Dr Fabrizio Fiore, Scientific Co-ordinator of the HERMES Scientific Pathfinder Constellation, Italian National Institute of Astrophysics (INAF), said: “The X-ray and gamma ray spectrometer developed by INAF and its collaborators is a miniaturised by highly innovative payload, which will open the way to the realization of a sensitive and affordable all-sky monitor for high-energy transients such as gamma ray bursts and the electromagnetic counterparts of gravitational wave events. SpIRIT will thus be a crucial step in the path to bring multi-messenger astrophysics to maturity.”

Matthew Tetlow, CEO Inovor Technologies, which contributed its Apogee modular platform, said: “Inovor’s cutting-edge technology and rigorous testing campaigns are designed to build reliable satellites.
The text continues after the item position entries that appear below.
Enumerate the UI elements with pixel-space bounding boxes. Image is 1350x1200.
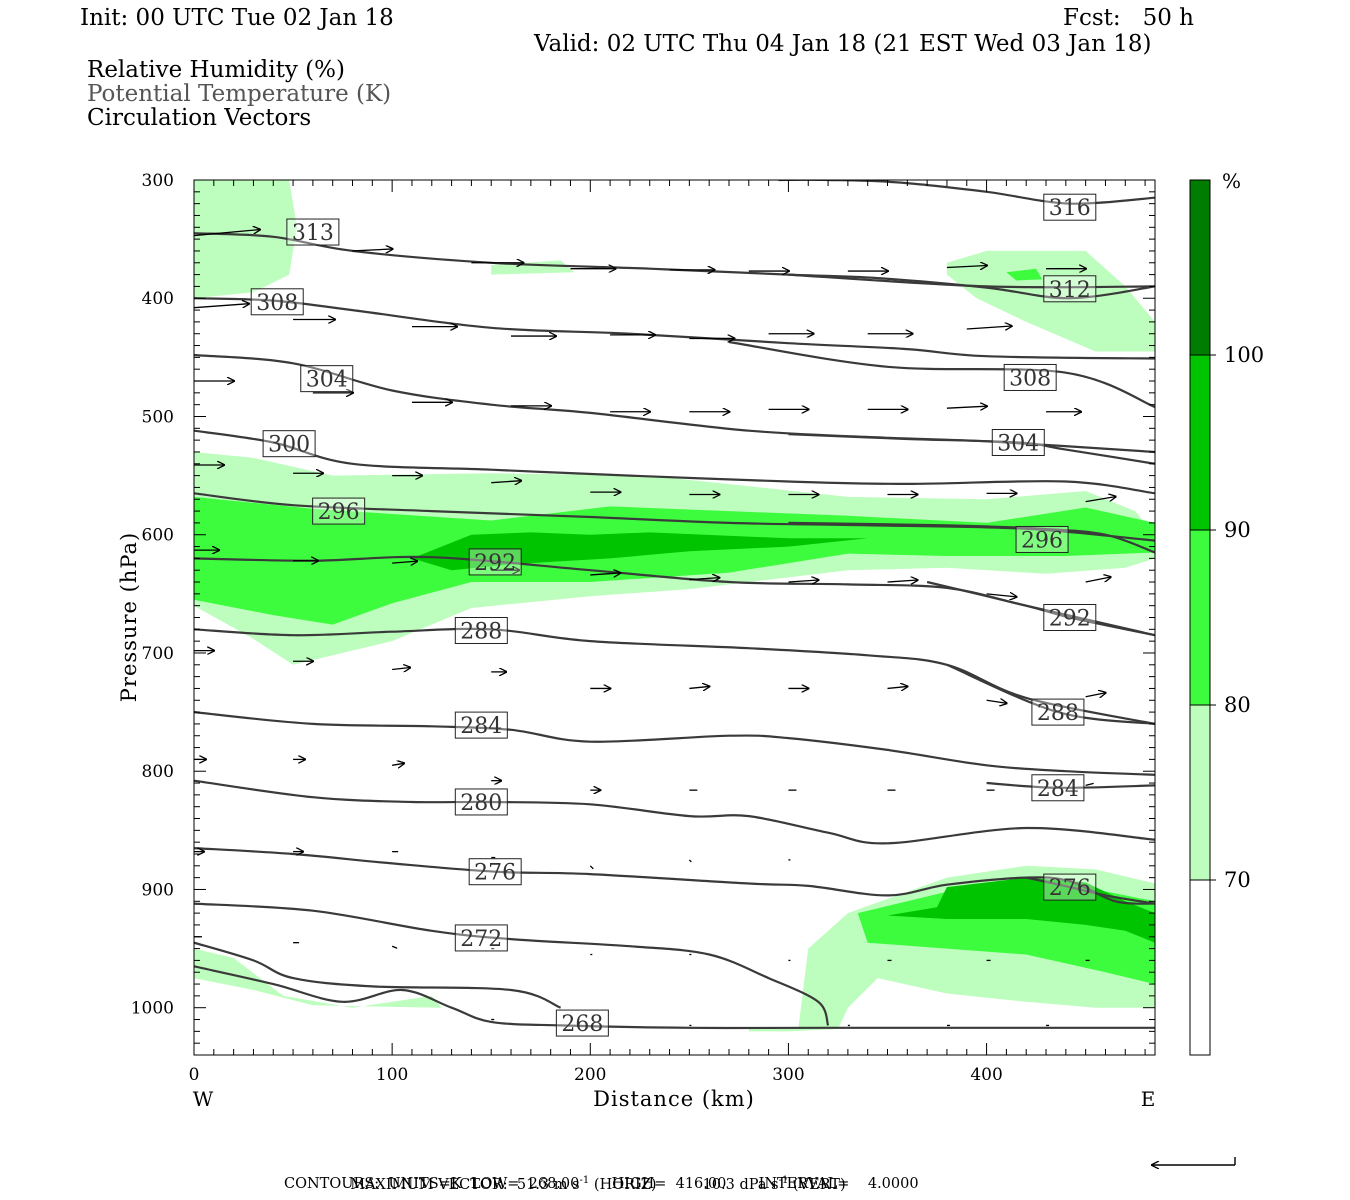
circulation-vector (194, 304, 249, 308)
colorbar-segment (1190, 880, 1210, 1055)
y-tick-label: 600 (142, 526, 174, 546)
circulation-vector (967, 326, 1012, 329)
y-tick-label: 1000 (131, 999, 174, 1019)
circulation-vector (689, 686, 709, 688)
x-tick-label: 100 (376, 1065, 408, 1085)
contour-label: 288 (1037, 701, 1079, 726)
colorbar-segment (1190, 355, 1210, 530)
reference-vector (1152, 1157, 1235, 1165)
contour-label: 296 (318, 500, 360, 525)
contour-info: CONTOURS: UNITS=K LOW= 268.00 HIGH= 416.… (284, 1176, 919, 1192)
contour-label: 296 (1021, 528, 1063, 553)
x-tick-label: 400 (970, 1065, 1002, 1085)
circulation-vector (392, 946, 397, 948)
circulation-vector (1086, 693, 1106, 697)
colorbar-label: 70 (1224, 868, 1251, 892)
circulation-vector (788, 580, 818, 582)
cross-section-chart: 316 313 312 308 308 304 304 300 296 296 292 292 288 2… (0, 0, 1350, 1200)
circulation-vector (353, 249, 393, 251)
circulation-vector (689, 860, 691, 862)
theta-contour-line (194, 904, 828, 1026)
circulation-vector (392, 668, 410, 670)
rh-shading-70 (194, 180, 297, 298)
y-axis-label: Pressure (hPa) (117, 532, 141, 702)
circulation-vector (888, 686, 908, 688)
colorbar-segment (1190, 705, 1210, 880)
rh-shading-70 (194, 949, 442, 1008)
contour-label: 280 (460, 791, 502, 816)
contour-label: 284 (1037, 777, 1079, 802)
theta-contour-line (194, 712, 1155, 775)
contour-label: 276 (474, 861, 516, 886)
y-tick-label: 800 (142, 762, 174, 782)
y-tick-label: 300 (142, 171, 174, 191)
y-tick-label: 900 (142, 880, 174, 900)
circulation-vector (590, 866, 593, 869)
contour-label: 300 (268, 433, 310, 458)
circulation-vector (888, 580, 918, 582)
contour-label: 308 (1009, 366, 1051, 391)
colorbar-segment (1190, 180, 1210, 355)
contour-label: 308 (256, 291, 298, 316)
contour-label: 288 (460, 620, 502, 645)
circulation-vector (392, 763, 404, 765)
colorbar-unit: % (1222, 169, 1241, 193)
contour-label: 304 (306, 368, 348, 393)
contour-label: 313 (292, 221, 334, 246)
colorbar-label: 90 (1224, 518, 1251, 542)
colorbar-label: 100 (1224, 343, 1264, 367)
circulation-vector (1086, 783, 1094, 785)
contour-label: 304 (997, 432, 1039, 457)
circulation-vector (987, 700, 1007, 703)
contour-label: 316 (1049, 196, 1091, 221)
x-axis-label: Distance (km) (593, 1087, 755, 1111)
contour-label: 284 (460, 714, 502, 739)
contour-label: 292 (1049, 607, 1091, 632)
circulation-vector (947, 406, 987, 408)
circulation-vector (1086, 577, 1111, 582)
colorbar-segment (1190, 530, 1210, 705)
x-tick-label: 200 (574, 1065, 606, 1085)
x-tick-label: 300 (772, 1065, 804, 1085)
contour-label: 276 (1049, 876, 1091, 901)
east-label: E (1141, 1087, 1156, 1111)
contour-label: 268 (561, 1012, 603, 1037)
contour-label: 292 (474, 551, 516, 576)
y-tick-label: 400 (142, 289, 174, 309)
x-tick-label: 0 (189, 1065, 200, 1085)
contour-label: 312 (1049, 278, 1091, 303)
y-tick-label: 500 (142, 407, 174, 427)
y-tick-label: 700 (142, 644, 174, 664)
theta-contour-line (927, 582, 1155, 635)
contour-label: 272 (460, 927, 502, 952)
colorbar-label: 80 (1224, 693, 1251, 717)
west-label: W (193, 1087, 214, 1111)
theta-contour-line (194, 781, 1155, 844)
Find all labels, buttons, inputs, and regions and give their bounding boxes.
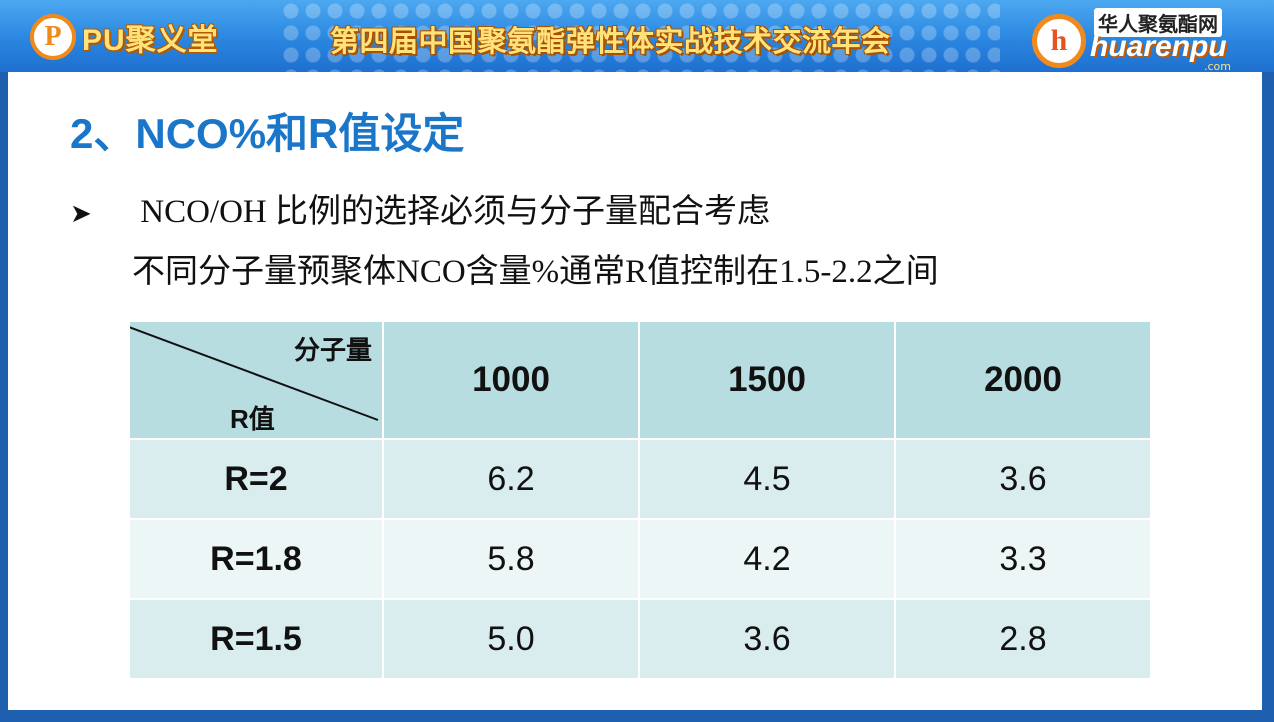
diagonal-line [130,326,379,421]
pu-logo-mark: P [30,14,76,60]
pu-logo: P PU聚义堂 [30,12,219,62]
table-row: R=1.5 5.0 3.6 2.8 [128,598,1152,680]
table-cell: 3.6 [638,598,896,680]
table-cell: 5.0 [382,598,640,680]
table-cell: 5.8 [382,518,640,600]
bullet-text: NCO/OH 比例的选择必须与分子量配合考虑 [132,194,771,230]
slide-body: 2、NCO%和R值设定 ➤ NCO/OH 比例的选择必须与分子量配合考虑 不同分… [8,72,1262,710]
huarenpu-logo: h 华人聚氨酯网 huarenpu .com [1032,8,1242,72]
table-corner-cell: 分子量 R值 [128,320,384,440]
huarenpu-logo-domain: .com [1204,60,1231,72]
table-row: R=2 6.2 4.5 3.6 [128,438,1152,520]
column-header: 1000 [382,320,640,440]
corner-label-r-value: R值 [230,404,275,434]
huarenpu-logo-cn: 华人聚氨酯网 [1094,8,1222,37]
row-label: R=2 [128,438,384,520]
row-label: R=1.5 [128,598,384,680]
huarenpu-logo-en: huarenpu [1090,30,1227,63]
column-header: 2000 [894,320,1152,440]
table-header-row: 分子量 R值 1000 1500 2000 [128,320,1152,440]
pu-logo-text: PU聚义堂 [82,24,219,57]
header-banner: P PU聚义堂 第四届中国聚氨酯弹性体实战技术交流年会 h 华人聚氨酯网 hua… [0,0,1274,72]
slide-heading: 2、NCO%和R值设定 [70,110,465,157]
bullet-continuation: 不同分子量预聚体NCO含量%通常R值控制在1.5-2.2之间 [132,254,939,290]
nco-table: 分子量 R值 1000 1500 2000 R=2 6.2 4.5 3.6 R=… [128,320,1152,680]
column-header: 1500 [638,320,896,440]
conference-title: 第四届中国聚氨酯弹性体实战技术交流年会 [330,26,891,58]
huarenpu-logo-mark: h [1032,14,1086,68]
table-row: R=1.8 5.8 4.2 3.3 [128,518,1152,600]
arrow-bullet-icon: ➤ [70,199,92,228]
row-label: R=1.8 [128,518,384,600]
bullet-item: ➤ NCO/OH 比例的选择必须与分子量配合考虑 [70,184,770,232]
table-cell: 3.3 [894,518,1152,600]
banner-dots-pattern [280,0,1000,72]
corner-label-molecular-weight: 分子量 [293,335,372,365]
table-cell: 2.8 [894,598,1152,680]
table-cell: 3.6 [894,438,1152,520]
table-cell: 6.2 [382,438,640,520]
table-cell: 4.2 [638,518,896,600]
table-cell: 4.5 [638,438,896,520]
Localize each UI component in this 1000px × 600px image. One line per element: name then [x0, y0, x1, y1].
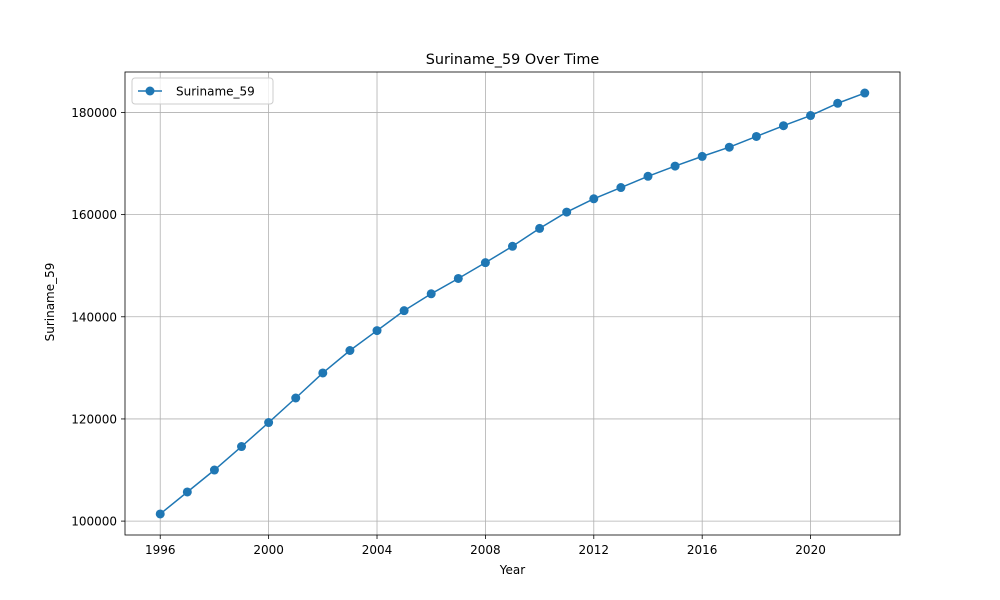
x-tick-label: 2008: [470, 543, 501, 557]
x-axis-label: Year: [499, 563, 525, 577]
data-point: [697, 151, 707, 161]
legend-series-marker: [145, 86, 155, 96]
data-point: [778, 121, 788, 131]
data-point: [318, 368, 328, 378]
data-point: [670, 161, 680, 171]
data-point: [291, 393, 301, 403]
grid: [125, 72, 900, 535]
data-point: [372, 326, 382, 336]
data-point: [155, 509, 165, 519]
y-tick-label: 140000: [71, 310, 117, 324]
data-point: [806, 111, 816, 121]
data-point: [724, 142, 734, 152]
data-point: [345, 345, 355, 355]
data-point: [643, 171, 653, 181]
data-point: [453, 273, 463, 283]
series-layer: [155, 88, 870, 519]
y-tick-label: 120000: [71, 412, 117, 426]
y-tick-label: 100000: [71, 515, 117, 529]
data-point: [616, 183, 626, 193]
x-tick-label: 2004: [362, 543, 393, 557]
data-point: [562, 207, 572, 217]
legend-box: [131, 77, 274, 105]
y-tick-label: 180000: [71, 106, 117, 120]
data-point: [535, 223, 545, 233]
data-point: [751, 131, 761, 141]
x-tick-label: 2016: [687, 543, 718, 557]
data-point: [480, 258, 490, 268]
data-point: [589, 194, 599, 204]
tick-labels: 1996 2000 2004 2008 2012 2016 2020 100000 120000…: [71, 106, 826, 557]
data-point: [182, 487, 192, 497]
y-tick-label: 160000: [71, 208, 117, 222]
data-point: [264, 418, 274, 428]
x-tick-label: 2000: [253, 543, 284, 557]
data-point: [426, 289, 436, 299]
legend: Suriname_59: [131, 77, 274, 105]
plot-frame: [124, 71, 901, 536]
data-point: [508, 241, 517, 251]
data-point: [399, 306, 409, 316]
x-tick-label: 2012: [579, 543, 610, 557]
legend-series-label: Suriname_59: [176, 85, 255, 99]
data-point: [833, 98, 843, 108]
data-point: [860, 88, 870, 98]
chart-title: Suriname_59 Over Time: [426, 52, 600, 68]
y-axis-label: Suriname_59: [43, 263, 57, 342]
x-tick-label: 1996: [145, 543, 176, 557]
axes: [124, 71, 901, 536]
data-point: [237, 442, 247, 452]
data-point: [209, 465, 219, 475]
x-tick-label: 2020: [795, 543, 826, 557]
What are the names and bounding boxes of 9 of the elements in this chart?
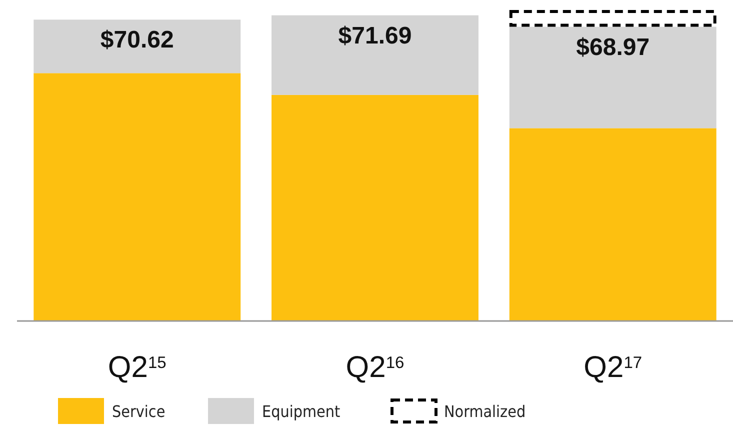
- legend-label: Equipment: [262, 402, 341, 421]
- x-tick-label: Q2$^{17}$: [584, 351, 642, 384]
- legend-label: Service: [112, 402, 166, 421]
- x-tick-label: Q2$^{15}$: [108, 351, 166, 384]
- annotation: $68.97: [576, 34, 650, 61]
- legend-label: Normalized: [444, 402, 526, 421]
- x-tick-label: Q2$^{16}$: [346, 351, 404, 384]
- annotation: $71.69: [338, 22, 412, 50]
- annotation: $70.62: [100, 26, 174, 54]
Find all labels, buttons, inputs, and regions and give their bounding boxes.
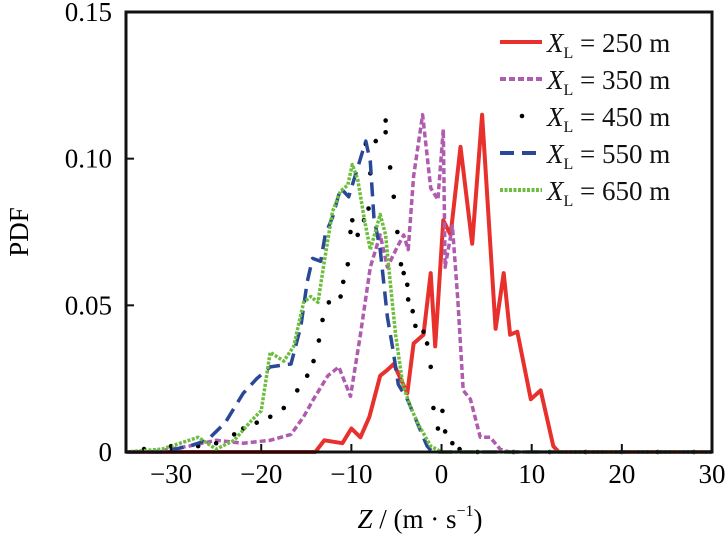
legend-label: XL = 550 m (546, 139, 670, 173)
x-tick-label: 10 (518, 459, 545, 489)
data-point (428, 364, 434, 370)
y-tick-label: 0.05 (65, 290, 112, 320)
data-point (383, 129, 388, 135)
data-point (413, 323, 418, 329)
legend-label: XL = 350 m (546, 65, 670, 99)
legend-swatch (519, 113, 525, 119)
data-point (450, 440, 455, 446)
data-point (231, 432, 237, 437)
data-point (348, 229, 353, 235)
data-point (349, 217, 355, 223)
data-point (254, 420, 260, 425)
data-point (267, 414, 273, 420)
data-point (320, 317, 325, 323)
data-point (457, 446, 462, 452)
data-point (345, 261, 351, 267)
data-point (304, 373, 310, 379)
data-point (311, 358, 316, 364)
data-point (401, 270, 406, 276)
data-point (316, 338, 322, 343)
data-point (405, 297, 411, 302)
series-line (126, 112, 712, 454)
data-point (355, 232, 360, 238)
x-tick-label: 20 (608, 459, 635, 489)
x-tick-label: 0 (435, 459, 449, 489)
data-point (373, 138, 379, 144)
x-tick-label: −30 (150, 459, 192, 489)
legend-label: XL = 450 m (546, 102, 670, 136)
legend: XL = 250 mXL = 350 mXL = 450 mXL = 550 m… (500, 28, 670, 210)
series-350m (126, 112, 712, 454)
data-point (366, 206, 371, 211)
x-tick-label: −10 (330, 459, 372, 489)
data-point (424, 341, 430, 346)
x-axis-exp: −1 (457, 503, 474, 520)
ticks-layer: −30 −20 −10 0 10 20 30 0 0.05 0.10 0.15 (65, 0, 726, 489)
y-tick-label: 0.10 (65, 144, 112, 174)
data-point (440, 408, 445, 414)
x-axis-var: Z (357, 504, 373, 534)
series-layer (125, 112, 712, 455)
y-axis-label: PDF (4, 207, 34, 257)
data-point (442, 429, 448, 434)
data-point (410, 308, 415, 314)
legend-label: XL = 250 m (546, 28, 670, 62)
x-axis-close: ) (474, 504, 483, 534)
y-tick-label: 0.15 (65, 0, 112, 27)
data-point (213, 440, 219, 446)
x-axis-label: Z / (m · s−1) (357, 503, 482, 534)
data-point (395, 229, 400, 235)
data-point (383, 118, 388, 123)
x-tick-label: 30 (699, 459, 726, 489)
x-axis-unit: / (m · s (373, 504, 457, 534)
data-point (431, 405, 436, 411)
data-point (404, 282, 410, 288)
data-point (421, 329, 426, 335)
legend-label: XL = 650 m (546, 176, 670, 210)
data-point (281, 405, 287, 411)
data-point (398, 261, 404, 267)
data-point (435, 426, 441, 431)
series-250m (126, 112, 712, 454)
series-line (126, 112, 712, 454)
data-point (340, 279, 346, 285)
legend-entry: XL = 450 m (519, 102, 670, 136)
series-650m (125, 162, 712, 454)
data-point (387, 165, 393, 170)
data-point (338, 294, 343, 299)
legend-entry: XL = 650 m (500, 176, 670, 210)
series-line (125, 162, 712, 454)
data-point (391, 194, 397, 200)
plot-frame (124, 10, 714, 454)
legend-entry: XL = 350 m (500, 65, 670, 99)
legend-entry: XL = 550 m (500, 139, 670, 173)
data-point (294, 388, 300, 393)
x-tick-label: −20 (240, 459, 282, 489)
y-tick-label: 0 (99, 437, 113, 467)
legend-entry: XL = 250 m (500, 28, 670, 62)
data-point (326, 300, 332, 305)
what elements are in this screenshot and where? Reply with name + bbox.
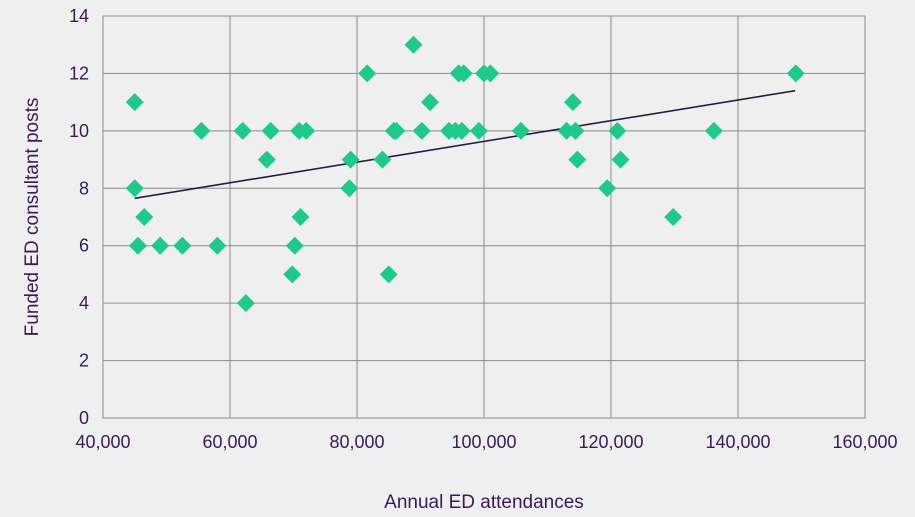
data-point bbox=[452, 121, 471, 140]
x-tick-label: 80,000 bbox=[329, 432, 384, 452]
data-point bbox=[135, 208, 154, 226]
x-tick-label: 160,000 bbox=[832, 432, 897, 452]
data-point bbox=[340, 179, 359, 198]
y-tick-label: 10 bbox=[69, 121, 89, 141]
data-point bbox=[257, 150, 276, 169]
data-point bbox=[236, 294, 255, 313]
y-tick-label: 6 bbox=[79, 236, 89, 256]
data-point bbox=[379, 265, 398, 284]
data-points bbox=[125, 35, 805, 313]
data-point bbox=[128, 236, 147, 255]
data-point bbox=[469, 121, 488, 140]
plot-area-border bbox=[102, 15, 866, 419]
data-point bbox=[125, 179, 144, 198]
x-tick-label: 60,000 bbox=[202, 432, 257, 452]
y-tick-label: 8 bbox=[79, 178, 89, 198]
data-point bbox=[373, 150, 392, 169]
data-point bbox=[511, 121, 530, 140]
x-axis-title: Annual ED attendances bbox=[384, 492, 584, 513]
y-tick-label: 4 bbox=[79, 293, 89, 313]
data-point bbox=[563, 93, 582, 112]
x-axis-tick-labels: 40,000 60,000 80,000 100,000 120,000 140,000 1… bbox=[75, 432, 897, 452]
data-point bbox=[611, 150, 630, 169]
x-tick-label: 100,000 bbox=[451, 432, 516, 452]
data-point bbox=[387, 121, 406, 140]
data-point bbox=[704, 121, 723, 140]
x-tick-label: 40,000 bbox=[75, 432, 130, 452]
data-point bbox=[192, 121, 211, 140]
data-point bbox=[412, 121, 431, 140]
data-point bbox=[283, 265, 302, 284]
y-tick-label: 0 bbox=[79, 408, 89, 428]
y-tick-label: 14 bbox=[69, 6, 89, 26]
data-point bbox=[233, 121, 252, 140]
data-point bbox=[341, 150, 360, 169]
y-axis-tick-labels: 0 2 4 6 8 10 12 14 bbox=[69, 6, 89, 428]
data-point bbox=[608, 121, 627, 140]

SpIRIT is a testament to Australia’s ability to wholly design, build and test satellites. As the Australian space industry continues to ascend, we are not just witnessing history we are actively shaping it.”

Herve Astier, CEO Neumann Space, which contributed the electric propulsion system, said:
“We’re delighted to be part of this mission, showcasing our propulsion system integrated into the Inovor platform. Pioneering metal-based propulsion technology, the Neumann Drive contributes to in-orbit sustainability and paves the way for a future where our propulsion system can be refuelled in situ from space debris.”

Andrew Mannix, Nova Systems Executive General Manager Mission Solutions, said: “It’s great to be part of a dynamic team showcasing Australian capability and the ability of the team to work collaboratively on a national and international basis. We look forward to seeing the Nova Autonomous Intelligent Ground Station system at our Nova Space Precinct supporting this innovative Australian project.”